Kasus Terorisme Meningkat
Tito mengungkapkan bahwa sepanjang 2016 Polri menangani 170 kasus terorisme atau naik dibandingkan dengan tahun sebelumnya yang hanya 82 kasus. Peningkatan ini disebabkan oleh dinamika politik di Suriah dan Irak yang tidak stabil akibat serangan ISIS sehingga mempengaruhi peningkatan kasus terorisme di Indonesia.
Tito menyatakan pada 2015 kelompok ISIS masih mengukur strategi dengan mengekspansi ke beberapa wilayah di sejumlah negara. "Namun, pada 2016 posisi mereka terpojok karena adanya serangan dari negara-negara Barat sehingga mereka memutuskan mengontrol gerakan mereka di luar Irak dan Suriah, salah satunya di Indonesia," ucap Tito.
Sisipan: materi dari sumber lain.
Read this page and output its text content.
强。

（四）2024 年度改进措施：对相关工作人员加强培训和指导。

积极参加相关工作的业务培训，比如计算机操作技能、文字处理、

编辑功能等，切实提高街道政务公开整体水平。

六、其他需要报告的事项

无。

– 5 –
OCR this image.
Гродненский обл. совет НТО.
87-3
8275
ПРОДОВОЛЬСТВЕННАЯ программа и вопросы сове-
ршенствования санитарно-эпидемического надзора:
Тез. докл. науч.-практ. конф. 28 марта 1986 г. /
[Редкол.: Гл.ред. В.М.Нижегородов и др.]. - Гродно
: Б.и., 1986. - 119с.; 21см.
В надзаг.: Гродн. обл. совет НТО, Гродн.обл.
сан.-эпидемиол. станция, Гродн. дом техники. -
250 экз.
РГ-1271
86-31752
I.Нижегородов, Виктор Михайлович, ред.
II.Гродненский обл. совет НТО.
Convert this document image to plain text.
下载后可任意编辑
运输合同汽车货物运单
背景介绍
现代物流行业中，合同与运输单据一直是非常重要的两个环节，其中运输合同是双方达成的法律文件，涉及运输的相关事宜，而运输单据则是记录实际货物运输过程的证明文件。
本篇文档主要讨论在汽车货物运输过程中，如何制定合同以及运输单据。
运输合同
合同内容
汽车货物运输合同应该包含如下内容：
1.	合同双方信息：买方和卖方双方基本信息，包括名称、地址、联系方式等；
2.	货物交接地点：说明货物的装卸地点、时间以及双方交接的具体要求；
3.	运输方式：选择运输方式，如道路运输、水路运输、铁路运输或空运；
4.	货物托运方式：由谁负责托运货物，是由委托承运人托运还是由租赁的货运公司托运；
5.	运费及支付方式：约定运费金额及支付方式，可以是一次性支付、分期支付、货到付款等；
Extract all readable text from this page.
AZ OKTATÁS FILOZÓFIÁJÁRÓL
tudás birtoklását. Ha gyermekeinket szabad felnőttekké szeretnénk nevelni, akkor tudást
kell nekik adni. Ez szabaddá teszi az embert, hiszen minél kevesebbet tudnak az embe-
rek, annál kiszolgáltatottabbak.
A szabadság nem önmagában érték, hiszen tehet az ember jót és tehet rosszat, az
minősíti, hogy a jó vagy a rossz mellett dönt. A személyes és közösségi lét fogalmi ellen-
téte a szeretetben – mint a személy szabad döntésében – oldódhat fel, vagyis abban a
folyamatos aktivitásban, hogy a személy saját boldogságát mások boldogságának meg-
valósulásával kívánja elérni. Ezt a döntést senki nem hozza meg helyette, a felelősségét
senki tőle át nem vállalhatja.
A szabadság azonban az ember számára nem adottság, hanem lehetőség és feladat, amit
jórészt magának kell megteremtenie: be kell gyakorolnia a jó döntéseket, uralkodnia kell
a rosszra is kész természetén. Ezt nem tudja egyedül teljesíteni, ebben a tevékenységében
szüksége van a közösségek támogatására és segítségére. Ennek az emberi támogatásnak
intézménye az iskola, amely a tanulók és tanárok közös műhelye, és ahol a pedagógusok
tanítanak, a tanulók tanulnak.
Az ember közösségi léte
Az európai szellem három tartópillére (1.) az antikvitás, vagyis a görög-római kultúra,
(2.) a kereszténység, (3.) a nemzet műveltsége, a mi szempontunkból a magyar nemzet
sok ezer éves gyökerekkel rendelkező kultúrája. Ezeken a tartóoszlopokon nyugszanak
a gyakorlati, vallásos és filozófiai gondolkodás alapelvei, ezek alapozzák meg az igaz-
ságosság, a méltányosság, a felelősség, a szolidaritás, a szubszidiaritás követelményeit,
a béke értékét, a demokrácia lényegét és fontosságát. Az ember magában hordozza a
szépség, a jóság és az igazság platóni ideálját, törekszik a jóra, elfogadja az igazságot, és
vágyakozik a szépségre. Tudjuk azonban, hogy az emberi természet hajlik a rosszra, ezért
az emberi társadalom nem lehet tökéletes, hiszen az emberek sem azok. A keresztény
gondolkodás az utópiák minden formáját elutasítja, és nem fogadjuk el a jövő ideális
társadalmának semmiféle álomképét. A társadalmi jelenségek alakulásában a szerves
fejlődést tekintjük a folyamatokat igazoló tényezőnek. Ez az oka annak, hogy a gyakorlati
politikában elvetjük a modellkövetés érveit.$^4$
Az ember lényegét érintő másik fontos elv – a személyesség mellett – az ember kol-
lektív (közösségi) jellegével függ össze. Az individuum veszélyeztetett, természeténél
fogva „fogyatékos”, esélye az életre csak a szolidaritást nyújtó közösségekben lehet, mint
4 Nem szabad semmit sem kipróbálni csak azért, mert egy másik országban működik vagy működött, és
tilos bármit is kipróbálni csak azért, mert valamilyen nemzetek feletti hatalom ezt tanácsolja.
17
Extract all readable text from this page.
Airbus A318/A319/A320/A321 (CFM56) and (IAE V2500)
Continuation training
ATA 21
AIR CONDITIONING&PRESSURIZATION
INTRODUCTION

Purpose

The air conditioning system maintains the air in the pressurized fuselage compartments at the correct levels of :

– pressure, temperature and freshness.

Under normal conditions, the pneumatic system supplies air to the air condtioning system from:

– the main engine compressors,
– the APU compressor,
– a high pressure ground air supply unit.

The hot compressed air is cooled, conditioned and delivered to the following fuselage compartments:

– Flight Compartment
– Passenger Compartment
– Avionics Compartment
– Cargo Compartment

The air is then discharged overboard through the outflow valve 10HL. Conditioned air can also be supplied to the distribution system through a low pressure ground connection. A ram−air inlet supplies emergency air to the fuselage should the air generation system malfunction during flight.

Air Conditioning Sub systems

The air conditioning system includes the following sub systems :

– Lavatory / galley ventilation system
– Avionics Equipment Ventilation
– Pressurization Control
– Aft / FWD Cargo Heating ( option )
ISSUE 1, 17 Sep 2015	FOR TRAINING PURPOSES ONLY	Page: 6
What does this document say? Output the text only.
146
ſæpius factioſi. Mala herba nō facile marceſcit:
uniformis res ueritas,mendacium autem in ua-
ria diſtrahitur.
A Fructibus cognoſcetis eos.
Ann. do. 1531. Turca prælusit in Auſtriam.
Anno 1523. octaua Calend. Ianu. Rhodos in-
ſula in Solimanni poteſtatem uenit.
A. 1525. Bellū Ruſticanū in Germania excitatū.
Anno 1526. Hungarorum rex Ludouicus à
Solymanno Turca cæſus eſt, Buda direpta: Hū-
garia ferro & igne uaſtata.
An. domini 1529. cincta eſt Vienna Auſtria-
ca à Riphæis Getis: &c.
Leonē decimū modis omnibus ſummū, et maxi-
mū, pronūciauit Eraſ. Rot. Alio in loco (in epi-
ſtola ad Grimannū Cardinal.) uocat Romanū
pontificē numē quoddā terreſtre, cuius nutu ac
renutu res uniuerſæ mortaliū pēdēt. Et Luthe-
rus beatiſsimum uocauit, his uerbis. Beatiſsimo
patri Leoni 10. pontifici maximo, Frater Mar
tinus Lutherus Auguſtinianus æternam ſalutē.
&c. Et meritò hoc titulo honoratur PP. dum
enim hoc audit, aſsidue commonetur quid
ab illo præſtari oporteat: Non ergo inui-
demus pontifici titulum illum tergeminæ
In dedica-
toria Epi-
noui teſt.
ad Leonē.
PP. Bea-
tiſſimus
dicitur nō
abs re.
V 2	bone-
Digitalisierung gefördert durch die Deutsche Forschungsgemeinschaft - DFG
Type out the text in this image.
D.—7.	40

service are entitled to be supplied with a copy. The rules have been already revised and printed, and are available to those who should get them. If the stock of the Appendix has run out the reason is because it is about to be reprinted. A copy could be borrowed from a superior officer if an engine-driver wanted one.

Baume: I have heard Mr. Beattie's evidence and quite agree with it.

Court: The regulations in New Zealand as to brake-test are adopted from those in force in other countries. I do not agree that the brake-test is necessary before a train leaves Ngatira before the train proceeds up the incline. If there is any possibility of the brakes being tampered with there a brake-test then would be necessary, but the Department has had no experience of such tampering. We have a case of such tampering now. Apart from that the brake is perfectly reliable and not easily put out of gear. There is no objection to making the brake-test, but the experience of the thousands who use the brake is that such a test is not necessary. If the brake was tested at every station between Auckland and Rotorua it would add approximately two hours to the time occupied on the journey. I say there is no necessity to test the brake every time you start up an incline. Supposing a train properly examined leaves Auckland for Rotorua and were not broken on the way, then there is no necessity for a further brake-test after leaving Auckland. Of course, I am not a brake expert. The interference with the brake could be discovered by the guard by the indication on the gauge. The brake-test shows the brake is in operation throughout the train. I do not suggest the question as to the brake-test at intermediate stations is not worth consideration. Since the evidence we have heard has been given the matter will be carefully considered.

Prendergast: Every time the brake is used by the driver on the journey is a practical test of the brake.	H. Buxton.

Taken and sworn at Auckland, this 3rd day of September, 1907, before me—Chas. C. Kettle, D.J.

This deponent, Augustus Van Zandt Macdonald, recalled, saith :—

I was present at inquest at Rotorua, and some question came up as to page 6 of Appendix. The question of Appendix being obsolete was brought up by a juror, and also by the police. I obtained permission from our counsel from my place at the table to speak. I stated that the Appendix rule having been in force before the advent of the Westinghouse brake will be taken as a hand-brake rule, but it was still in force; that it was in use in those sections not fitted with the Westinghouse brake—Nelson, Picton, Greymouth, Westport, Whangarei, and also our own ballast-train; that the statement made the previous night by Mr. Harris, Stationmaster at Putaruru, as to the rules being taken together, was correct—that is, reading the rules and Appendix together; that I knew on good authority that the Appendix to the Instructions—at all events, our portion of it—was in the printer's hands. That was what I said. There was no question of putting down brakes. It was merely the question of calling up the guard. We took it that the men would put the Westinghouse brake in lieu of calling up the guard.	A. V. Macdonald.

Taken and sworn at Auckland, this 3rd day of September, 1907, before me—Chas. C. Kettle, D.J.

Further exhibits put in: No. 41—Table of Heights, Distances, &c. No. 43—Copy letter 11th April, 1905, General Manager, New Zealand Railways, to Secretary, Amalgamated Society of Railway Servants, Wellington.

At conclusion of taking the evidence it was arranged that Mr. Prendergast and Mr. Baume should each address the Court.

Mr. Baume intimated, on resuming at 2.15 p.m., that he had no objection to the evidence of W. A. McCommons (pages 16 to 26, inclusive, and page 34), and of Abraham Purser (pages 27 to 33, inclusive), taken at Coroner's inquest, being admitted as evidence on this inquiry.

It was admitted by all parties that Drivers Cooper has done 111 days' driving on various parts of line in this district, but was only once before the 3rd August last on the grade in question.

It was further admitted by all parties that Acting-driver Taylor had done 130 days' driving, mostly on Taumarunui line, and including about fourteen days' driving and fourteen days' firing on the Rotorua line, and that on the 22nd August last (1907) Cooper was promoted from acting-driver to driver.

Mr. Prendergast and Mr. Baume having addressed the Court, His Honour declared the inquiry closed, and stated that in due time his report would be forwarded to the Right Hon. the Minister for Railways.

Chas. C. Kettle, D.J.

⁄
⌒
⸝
Terkait penindakan terorisme, Polri sedang mengintensifkan pencarian teroris asal Indonesia, Bahrun Naim. Polri masih melakukan kerja sama dengan negara-negara terkait, mempelajari jaringan komunikasi yang mereka lakukan dengan sel-selnya, dan mengintensifkan penyelidikan atas dugaaan tempat keberadaannya di Suriah dan Irak.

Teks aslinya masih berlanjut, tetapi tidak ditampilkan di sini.